Contrary to popular myth, OSX won't just break itself automagically every other minute because its running on non-Apple hardware. OSX is actually a much more resilient OS than even Windows- once it's installed and working, it pretty much works. It doesn't just "go bad" the way Windows sometimes can. As for doing any 'work' to keep my Hack running, I can't really recall any in years beyond what's been described for updates, and keeping clone backups, which really Carbon Copy Cloner does automatically.
So as for building for someone, the real work involved is in choosing the right hardware, and installing OSX properly. After that point, it's a total myth (mostly continued out of axe-grind agendas and FUD) that there's all kinds of 'work' involved to keep OSX running. There really isn't- if it works, it generally tends to stay working, if it's stable, it's stable.

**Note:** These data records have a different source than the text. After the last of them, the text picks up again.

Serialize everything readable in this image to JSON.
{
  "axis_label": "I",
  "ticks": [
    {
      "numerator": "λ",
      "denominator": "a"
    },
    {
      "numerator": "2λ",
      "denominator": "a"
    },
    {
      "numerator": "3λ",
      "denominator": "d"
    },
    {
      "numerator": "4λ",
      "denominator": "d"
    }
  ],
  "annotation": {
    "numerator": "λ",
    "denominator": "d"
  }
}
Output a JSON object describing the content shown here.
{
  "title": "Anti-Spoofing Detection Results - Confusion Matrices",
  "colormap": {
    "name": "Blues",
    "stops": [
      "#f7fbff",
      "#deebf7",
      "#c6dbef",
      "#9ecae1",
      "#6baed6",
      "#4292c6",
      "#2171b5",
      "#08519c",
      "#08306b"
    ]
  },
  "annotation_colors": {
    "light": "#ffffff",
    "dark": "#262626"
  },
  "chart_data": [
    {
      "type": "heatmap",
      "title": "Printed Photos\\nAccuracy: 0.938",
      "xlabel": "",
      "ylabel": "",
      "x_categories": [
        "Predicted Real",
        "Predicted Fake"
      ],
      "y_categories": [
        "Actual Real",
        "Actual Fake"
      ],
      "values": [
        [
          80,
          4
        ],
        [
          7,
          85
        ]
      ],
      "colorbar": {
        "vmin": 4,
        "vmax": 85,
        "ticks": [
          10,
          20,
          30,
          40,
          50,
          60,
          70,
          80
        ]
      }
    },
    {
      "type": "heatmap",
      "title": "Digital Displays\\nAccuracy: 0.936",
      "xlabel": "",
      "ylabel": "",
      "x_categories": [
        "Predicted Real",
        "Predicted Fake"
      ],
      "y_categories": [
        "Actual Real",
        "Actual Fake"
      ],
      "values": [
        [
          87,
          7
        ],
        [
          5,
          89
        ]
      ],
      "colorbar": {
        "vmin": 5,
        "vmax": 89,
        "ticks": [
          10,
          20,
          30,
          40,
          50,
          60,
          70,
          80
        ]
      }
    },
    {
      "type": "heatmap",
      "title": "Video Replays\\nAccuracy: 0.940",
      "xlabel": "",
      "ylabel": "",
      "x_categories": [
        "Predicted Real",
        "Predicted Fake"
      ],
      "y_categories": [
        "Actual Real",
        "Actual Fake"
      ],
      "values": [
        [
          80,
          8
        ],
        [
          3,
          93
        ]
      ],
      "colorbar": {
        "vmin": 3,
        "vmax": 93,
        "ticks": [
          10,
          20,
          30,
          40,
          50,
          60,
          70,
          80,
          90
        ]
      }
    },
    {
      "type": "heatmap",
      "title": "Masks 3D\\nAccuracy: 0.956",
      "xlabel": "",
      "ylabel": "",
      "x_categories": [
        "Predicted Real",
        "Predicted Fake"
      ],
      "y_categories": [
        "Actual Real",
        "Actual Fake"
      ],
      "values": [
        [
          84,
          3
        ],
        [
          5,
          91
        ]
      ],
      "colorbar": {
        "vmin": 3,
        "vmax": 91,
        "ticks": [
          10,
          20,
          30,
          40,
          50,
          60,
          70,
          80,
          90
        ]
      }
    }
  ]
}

I once built a Hack for a friend's company running Leopard- I came back and visited after two years and found that same machine STILL RUNNING, still doing it's job- and when I say still running, I mean it had not once been turned off in two years! That's how stable OSX actually is. By the way, though it's been turned off (and OS upgraded) since that time, that same machine is still going. As are dozens of others I've built for people.
As has been said, if you choose the right hardware (critical) there will be support for it from others using the same, and the procedure to update is the same as outlined. There isn't necessarily any other work involved unless for whatever reason someone is always tinkering and screwing with their system, or purposefully trying to break things to prove their own FUD to themselves.